Charter CEO says streaming services offer too many simultaneous streams

Tom Rutledge
Charter CEO Tom Rutledge (Charter Communications)

Charter CEO Tom Rutledge has long been a big proponent of strong content security, and now he’s calling out simultaneous streams on subscription video services.

Speaking today at the UBS Global TMT Conference, Rutledge said that programmers that are launching direct-to-consumer services are offering more streams available than homes can use, which he said leads to more password sharing. He said the average amount of people in the U.S. household is about two. New services like Disney+ allow users to stream on four devices at once.

Rutledge said that what needs to happen is that subscription businesses will have to become more “subscriber-oriented instead of eyeball-oriented,” but added that currently “there’s no indication of that happening.”

RELATED: Charter joins ACE to continue its fight against password sharing

Charter has recently stepped up its efforts to mitigate password sharing and reduce other authorized access to content. In October the operator joined the Alliance for Creativity and Entertainment (ACE).

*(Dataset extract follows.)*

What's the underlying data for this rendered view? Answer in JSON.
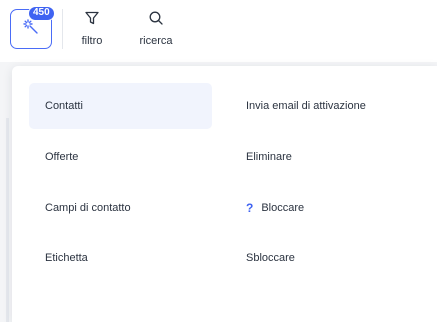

“We are very pleased that ACE and its coalition of members have committed through this initiative to take on unauthorized password sharing and other content security practices, and we look forward to working together on this important issue,” said Rutledge. “Consumer, creators, and distributors alike will benefit from collaborative solutions that make content more secure and curtail unauthorized copyright use and distribution, while preserving the customer’s ability to enjoy the content rights they’ve purchased on the network, platform, device, and locations to which they subscribe.”

Charter has also set agreements with programmers, including Disney and Fox, to collaborate on solutions for preventing password sharing.

Charter has been facing continued video subscriber losses. Rutledge said the company’s video subscriber decline in aggregate has been at about 2.3% this year. He said he expects his company’s video business will remain under pressure mostly due to the pricing around big channel bundles.